More than any of the other Alpinforum trip reports that convinced me to plan a Maritime Alps ski visit, this one posted four years ago about Roubion really hit my sweet spot: comparatively small for the Alps at barely 1,600 vertical feet (the same as Hunter), rolling hills, and about 18 miles of marked trails. Still, check out the visuals on a bluebird day with clear views of not only the Mediterranean, but also Corsica 150 miles away (!) and what looked like really cozy slopes that wind intriguingly through the forest -- kinda like a Bobcat in the south of France! Even though there are a half dozen off-the-beaten-path ski areas in this region, Roubion was the one I really wanted to fit in on this visit.
Immediately after exiting the well-traveled route between Nice and Isola at the village of Saint-Sauveur sur Tinée, I downshifted for a narrow twisting road that zips up through a deep gorge with reddish rocks and felt like it had been teleported from northern New Mexico.
Within 15 minutes, the cliffside village of Roubion (the name is a provençal French variation of the word "cliff"), in existence since at least 1067, came into view on the right. There are quite of few of these scattered throughout this region.
Only 30 miles as the crow flies from Nice, Roubion is the newest ski area (1975) in the Maritimes Alpes region and prides itself on being a family-oriented option to industrial tourism both skiing and otherwise, i.e. keeping everything on a human level. As I drove further uphill, it became apparent that following the previous day's powderfest in Auron the skies weren't going to clear up. Atypically for the region, I was in for a gray, flat-light day, meaning that breathtaking full-color photos captioned "Corsica in the distance" weren’t in the cards. When I arrived at the modest base area, there was some additional less than delightful news -- I’d read their operating hours incorrectly: they weren't running their lifts that day. But after speaking with Michel, the gentleman in charge of grooming, he felt bad that I'd flown all the way from the mean streets of New York City to visit their ski area and generously offered to give me a few rides uphill.
As a sidebar: I can tell you that it doesn't hurt to be an American in southern France. Despite their antipathy for the present occupant of the White House, virtually everyone I spoke to the entire week seemed to be huge fans of the U.S. and especially NYC; in fact, it was often difficult to change the subject! People had all kinds of stories of what they'd done and experienced during a trip to the Big Apple. They were surprised to learn that the state of NY and the northeast in general have so many ski areas. I told them the same thing in reverse -- that very few people in the U.S. are aware of their ski region in the south of France, which was why I was there in the first place.

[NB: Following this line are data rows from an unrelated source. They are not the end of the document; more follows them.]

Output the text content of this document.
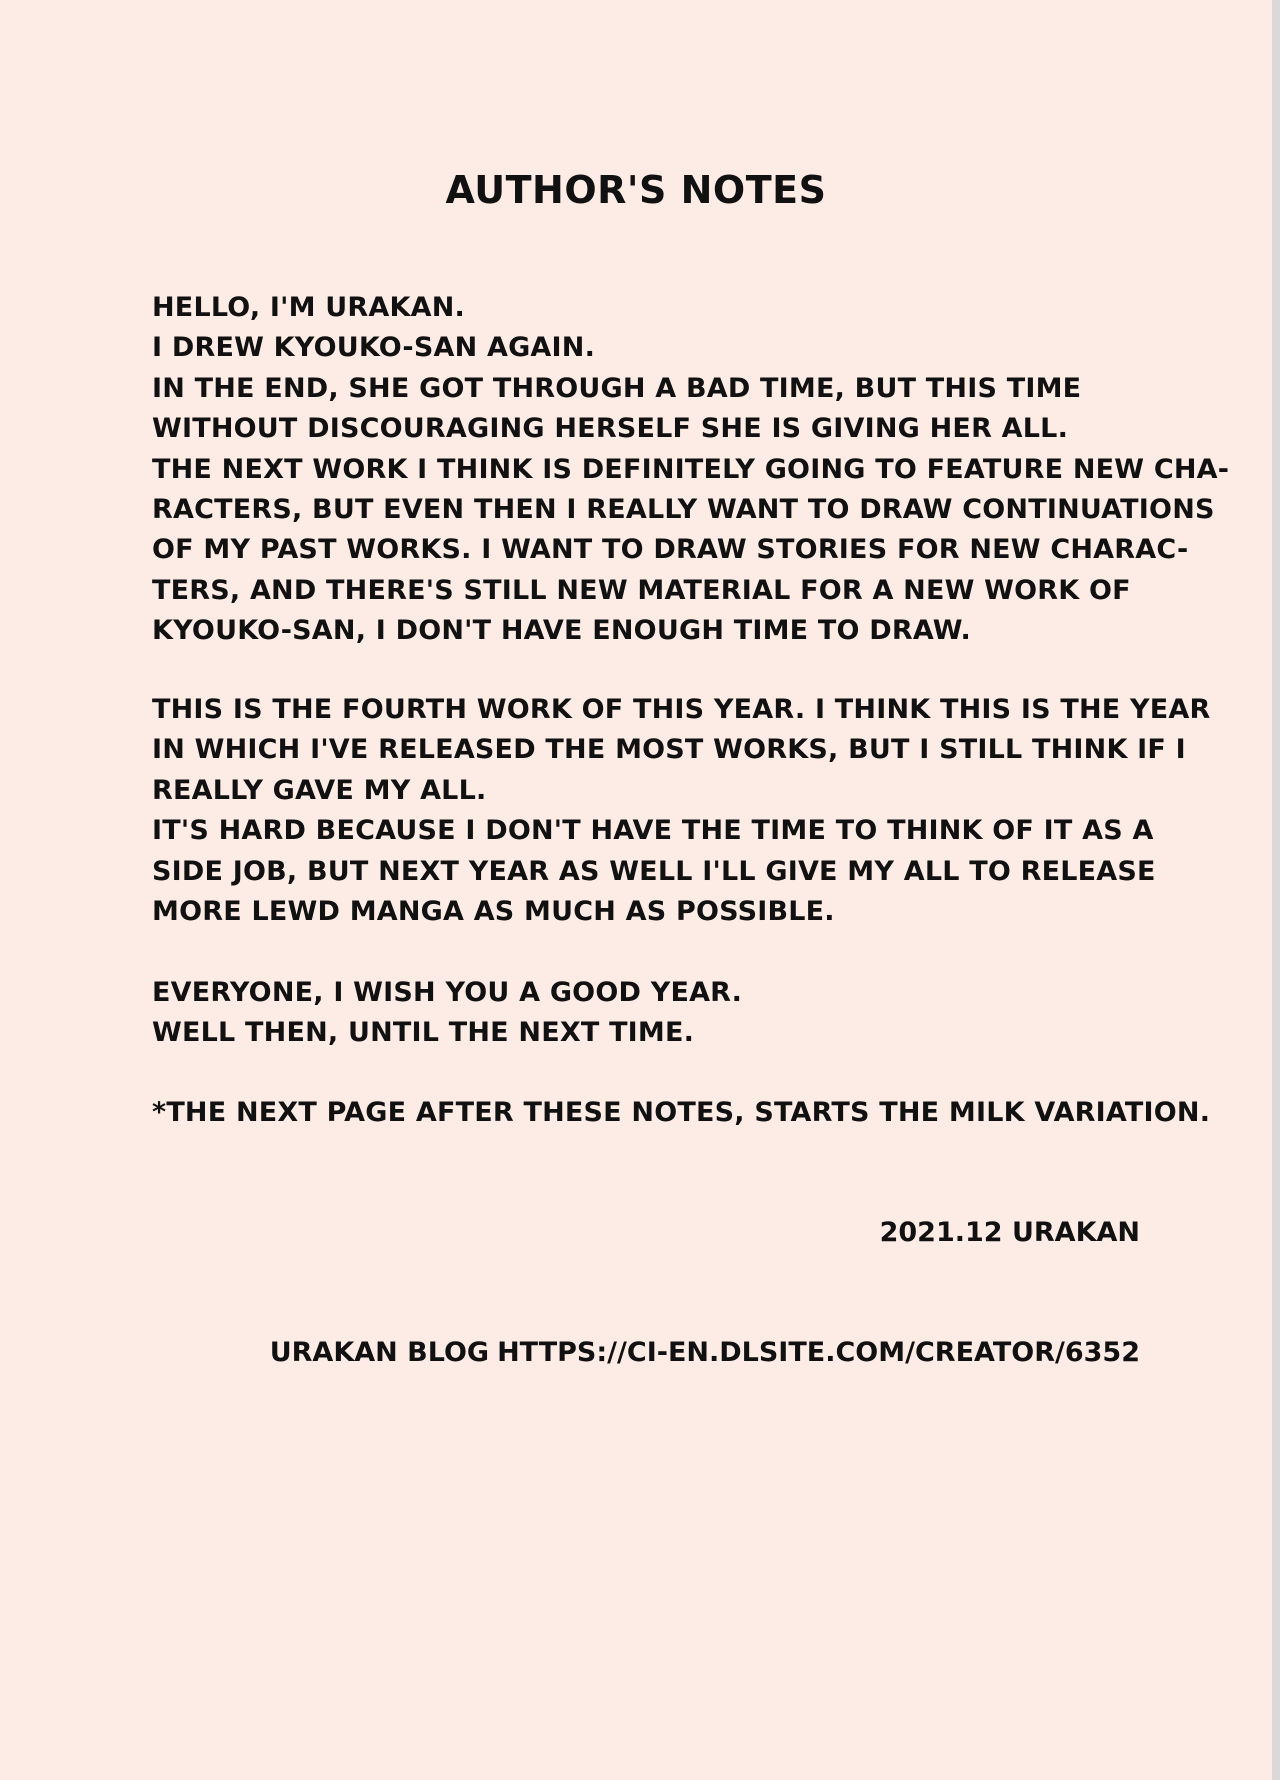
AUTHOR'S NOTES
HELLO, I'M URAKAN.
I DREW KYOUKO-SAN AGAIN.
IN THE END, SHE GOT THROUGH A BAD TIME, BUT THIS TIME
WITHOUT DISCOURAGING HERSELF SHE IS GIVING HER ALL.
THE NEXT WORK I THINK IS DEFINITELY GOING TO FEATURE NEW CHA-
RACTERS, BUT EVEN THEN I REALLY WANT TO DRAW CONTINUATIONS
OF MY PAST WORKS. I WANT TO DRAW STORIES FOR NEW CHARAC-
TERS, AND THERE'S STILL NEW MATERIAL FOR A NEW WORK OF
KYOUKO-SAN, I DON'T HAVE ENOUGH TIME TO DRAW.
THIS IS THE FOURTH WORK OF THIS YEAR. I THINK THIS IS THE YEAR
IN WHICH I'VE RELEASED THE MOST WORKS, BUT I STILL THINK IF I
REALLY GAVE MY ALL.
IT'S HARD BECAUSE I DON'T HAVE THE TIME TO THINK OF IT AS A
SIDE JOB, BUT NEXT YEAR AS WELL I'LL GIVE MY ALL TO RELEASE
MORE LEWD MANGA AS MUCH AS POSSIBLE.
EVERYONE, I WISH YOU A GOOD YEAR.
WELL THEN, UNTIL THE NEXT TIME.
*THE NEXT PAGE AFTER THESE NOTES, STARTS THE MILK VARIATION.
2021.12 URAKAN
URAKAN BLOG HTTPS://CI-EN.DLSITE.COM/CREATOR/6352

Before getting started, Michel insisted on a shot of their NYC/NJ visitor in front of his Pisten Bully:
And up we went:
I asked Michel a bunch of questions about Roubion's operations and he said that like all of the comparatively low-elevation ski areas in the region with limited snowmaking, natural precipitation was their biggest variable/challenge and that the previous three seasons had been especially tough. This season was a bit more normal but still below average.

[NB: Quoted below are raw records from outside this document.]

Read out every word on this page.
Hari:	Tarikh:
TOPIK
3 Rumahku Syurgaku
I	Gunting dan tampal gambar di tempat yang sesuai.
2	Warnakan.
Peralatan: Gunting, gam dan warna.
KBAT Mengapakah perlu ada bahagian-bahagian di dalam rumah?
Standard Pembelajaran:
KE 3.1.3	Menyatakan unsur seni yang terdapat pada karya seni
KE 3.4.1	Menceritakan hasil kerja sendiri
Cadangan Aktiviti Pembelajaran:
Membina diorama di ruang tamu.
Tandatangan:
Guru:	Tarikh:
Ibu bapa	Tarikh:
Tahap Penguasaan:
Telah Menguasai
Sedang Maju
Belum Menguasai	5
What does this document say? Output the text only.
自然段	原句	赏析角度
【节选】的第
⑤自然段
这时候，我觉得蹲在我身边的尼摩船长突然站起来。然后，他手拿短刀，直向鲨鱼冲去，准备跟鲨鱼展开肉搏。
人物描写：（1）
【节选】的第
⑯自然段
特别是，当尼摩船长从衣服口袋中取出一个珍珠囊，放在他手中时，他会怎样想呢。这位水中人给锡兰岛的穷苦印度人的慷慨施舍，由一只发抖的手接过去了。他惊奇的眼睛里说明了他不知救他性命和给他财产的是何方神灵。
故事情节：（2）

A look downhill from the summit at 1,920 meters/6,300 feet, which has an impressive 360-degree panorama in person:
While the views from the top weren't as nice as they'd be on a bluebird day, it was great to get a private-ski-area experience and take advantage of the additional six inches of powder that'd fallen overnight:
"Les Écureuils" Trail
"Les Blanchons" Trail
Arriving back at the base area:
Their big infrastructure news is a fixed quad chair purchased from Val Thorens in the 3 Valleys region, which should be operational next season. They're also building a bunch of new wooden chalets for overnight visitors and restoring some old stone houses at the base, but it isn't cheap so they're doing them gradually:
This friendly dog had run in front of me mid-mountain earlier; he came down to say hello:
Although the ski area wasn't running that day, this cute restaurant was and I had a tasty lunch:
Since it wasn't even 1 pm, I headed back to the village of Roubion and chatted with tourism office employees Sophie and Anne about the rental electric mountain bikes that are already a big thing over there. The four levels of electric backup don't replace pedaling; you still have to exert yourself -- the point is to give non-hardcores of all ages the ability to ride all types of terrain, both on- and off-road. After giving it a try, I understood how electric mountain biking is a pretty inclusive idea for visitors:
It was still lunch time -- as you know, the French take long lunches -- so they joined me for a quick ride around the village with great views at every turn, old churches, etc.:
Eventually, we walked through the atmospheric village, interconnected by winding sidewalks:
And eventually ended up at the mayor's office -- yep, they have these type of photos over there too!
In summary: while the weather didn't necessarily cooperate, I wasn't going to look this gift horse in the mouth -- a handful of morning powder runs at an empty mountain and a visit to a type of "ski village" that doesn't exist in North America.
Friendly French people? Now I've seen everything!!
You heard it here first! I've always found French inhabitants in ski regions to be really welcoming, with those in the south of France even more so. Also, as mentioned, they're fascinated by the U.S. in general and particularly by NYC. A number of people mentioned the shared connection of 9/11 and their experiences with terrorist attacks at the Bataclan club in Paris and Bastille Day 2016 in Nice. Finally, millennials are crazy about the NBA and will tell you chapter and verse about their preferred team/players while wearing branded caps and t-shirts.